Meeting new people was always on Jon’s radar, and one day after being single all his life, he met someone, who really wasn’t new, but he just saw her in a new light. His wife, Julie Strassemeier, was working at a fundraiser at St. Mary’s, where they both attended church, and the two realized how much they enjoyed each other’s company. The rest is history as they say and Jon began another journey, one with a ready-made family, since Julie had lost her husband several years earlier to cancer. Jon laughed, “Now I have three adults kids, and five grandchildren,” which you can tell he loves dearly. He was accepted with open arms into his ready-made family and has a special bond with all of them. Of Julie, Jon said, “She’s wonderful…just perfect!”
What in the world will Jon do when he has his last day at George’s Pharmacy in Versailles?
Oh, he has plenty of plans. His wife, who is employed in HR at Proctor and Gamble in Cincinnati, will retire this summer, and the two plan to travel. Jon said he wants to travel US 50 coast to coast and also travel both coastal highways. “Life’s good. You can always find something good in everything,” is Jon’s advice and motto he lives by. He says he will enjoy being with the children and grandchildren, and who knows where the next leg of the journey of life will take him.

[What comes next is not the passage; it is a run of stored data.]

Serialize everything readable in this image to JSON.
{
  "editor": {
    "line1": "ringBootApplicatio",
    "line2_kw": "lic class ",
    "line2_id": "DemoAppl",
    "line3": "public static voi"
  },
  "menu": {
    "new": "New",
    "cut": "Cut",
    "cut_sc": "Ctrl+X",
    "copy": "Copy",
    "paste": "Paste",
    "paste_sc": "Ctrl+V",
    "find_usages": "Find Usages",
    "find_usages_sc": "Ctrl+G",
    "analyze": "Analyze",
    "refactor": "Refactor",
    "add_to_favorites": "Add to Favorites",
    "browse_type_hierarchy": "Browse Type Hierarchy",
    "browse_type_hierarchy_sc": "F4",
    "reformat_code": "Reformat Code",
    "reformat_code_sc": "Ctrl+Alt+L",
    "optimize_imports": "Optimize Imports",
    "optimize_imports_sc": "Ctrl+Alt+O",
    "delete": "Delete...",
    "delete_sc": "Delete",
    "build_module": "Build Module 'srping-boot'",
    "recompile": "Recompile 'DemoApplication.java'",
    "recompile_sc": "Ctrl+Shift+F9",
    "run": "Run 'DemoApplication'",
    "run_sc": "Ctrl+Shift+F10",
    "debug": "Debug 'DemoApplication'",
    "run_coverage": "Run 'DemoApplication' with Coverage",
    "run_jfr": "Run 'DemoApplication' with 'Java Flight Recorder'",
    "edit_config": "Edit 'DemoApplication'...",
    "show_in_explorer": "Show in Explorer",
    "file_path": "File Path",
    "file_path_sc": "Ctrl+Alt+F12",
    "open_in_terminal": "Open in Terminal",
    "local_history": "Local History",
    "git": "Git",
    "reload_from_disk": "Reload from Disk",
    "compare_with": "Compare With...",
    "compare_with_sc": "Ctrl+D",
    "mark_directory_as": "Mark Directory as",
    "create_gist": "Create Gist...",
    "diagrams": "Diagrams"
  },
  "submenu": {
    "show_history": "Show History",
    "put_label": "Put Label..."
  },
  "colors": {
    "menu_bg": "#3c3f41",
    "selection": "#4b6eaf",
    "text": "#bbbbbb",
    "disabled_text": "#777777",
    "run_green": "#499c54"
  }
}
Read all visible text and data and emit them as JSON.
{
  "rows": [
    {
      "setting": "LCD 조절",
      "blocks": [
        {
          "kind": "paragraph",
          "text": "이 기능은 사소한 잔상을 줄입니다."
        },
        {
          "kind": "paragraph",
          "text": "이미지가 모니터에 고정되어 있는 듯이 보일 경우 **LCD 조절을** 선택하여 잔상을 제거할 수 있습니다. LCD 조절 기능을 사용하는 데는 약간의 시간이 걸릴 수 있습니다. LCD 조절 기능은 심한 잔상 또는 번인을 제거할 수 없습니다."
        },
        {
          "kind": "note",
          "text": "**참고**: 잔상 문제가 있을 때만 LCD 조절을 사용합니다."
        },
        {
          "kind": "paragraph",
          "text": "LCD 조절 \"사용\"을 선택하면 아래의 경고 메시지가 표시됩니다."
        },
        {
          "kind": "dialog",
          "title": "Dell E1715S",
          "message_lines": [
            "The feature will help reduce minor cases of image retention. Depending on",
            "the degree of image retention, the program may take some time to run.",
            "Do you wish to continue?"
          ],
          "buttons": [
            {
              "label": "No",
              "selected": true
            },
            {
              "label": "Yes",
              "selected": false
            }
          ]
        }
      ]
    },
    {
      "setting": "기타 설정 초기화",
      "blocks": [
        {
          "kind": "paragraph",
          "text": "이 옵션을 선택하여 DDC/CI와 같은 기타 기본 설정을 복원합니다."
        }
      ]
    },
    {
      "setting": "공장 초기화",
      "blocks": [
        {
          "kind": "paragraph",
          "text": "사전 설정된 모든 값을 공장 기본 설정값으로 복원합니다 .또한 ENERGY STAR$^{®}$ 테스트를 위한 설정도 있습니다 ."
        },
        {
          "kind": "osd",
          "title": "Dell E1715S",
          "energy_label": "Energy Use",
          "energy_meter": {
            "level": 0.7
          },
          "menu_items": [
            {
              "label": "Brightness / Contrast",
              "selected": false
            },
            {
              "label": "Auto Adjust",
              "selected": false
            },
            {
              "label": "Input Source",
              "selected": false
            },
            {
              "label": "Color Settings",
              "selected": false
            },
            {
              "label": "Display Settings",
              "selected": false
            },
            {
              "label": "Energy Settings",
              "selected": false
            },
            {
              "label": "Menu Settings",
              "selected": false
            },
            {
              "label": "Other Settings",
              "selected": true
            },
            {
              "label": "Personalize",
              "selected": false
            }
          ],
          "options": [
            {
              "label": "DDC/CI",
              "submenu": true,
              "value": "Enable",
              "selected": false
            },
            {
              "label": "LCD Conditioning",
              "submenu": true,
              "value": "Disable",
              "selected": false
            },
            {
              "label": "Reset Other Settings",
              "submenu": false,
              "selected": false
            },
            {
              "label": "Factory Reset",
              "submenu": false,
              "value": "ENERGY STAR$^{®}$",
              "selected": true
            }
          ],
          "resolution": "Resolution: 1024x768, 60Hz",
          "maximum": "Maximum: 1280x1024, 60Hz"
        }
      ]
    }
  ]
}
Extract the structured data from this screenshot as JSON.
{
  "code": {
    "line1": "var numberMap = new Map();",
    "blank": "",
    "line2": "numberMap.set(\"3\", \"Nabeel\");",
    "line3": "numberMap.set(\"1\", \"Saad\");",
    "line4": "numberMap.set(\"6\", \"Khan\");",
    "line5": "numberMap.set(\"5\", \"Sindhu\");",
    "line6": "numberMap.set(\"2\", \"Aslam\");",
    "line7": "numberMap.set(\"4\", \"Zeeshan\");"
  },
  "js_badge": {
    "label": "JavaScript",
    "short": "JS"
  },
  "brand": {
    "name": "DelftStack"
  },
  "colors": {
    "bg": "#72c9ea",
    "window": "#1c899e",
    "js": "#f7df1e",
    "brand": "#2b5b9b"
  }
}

Jon has been involved in various races, and sponsored countless teams so kids could play ball. He thanks the people he’s worked with over the years, and knows he would leave someone out if he begins to name them. But, he just couldn’t help name a few: Pam Walker was his constant technician at Spencer-Tyson where he said, “she was the sweetest person and the best worker. I could always depend on her.” He loved working with Michelle Demaree, saying she too was a good worker and wonderful person. He didn’t want to fail to mention Brenda Strimple helping with the Boy Scouts. There were just too many people for Jon to say, who have and are a great part of his life.
An Open House retirement celebration will be held in Jon’s honor on Saturday, March 21 from 3-7 p.m. at Pollard’s Bowl “Hall of Fame” Banquet Room, 1119 S. Main Street, Versailles. All past and current customers, friends, and family are invited to stop in and wish Jon well in his retirement after 35 years as a pharmacist. No presents. Just your presence will be appreciated by Jon.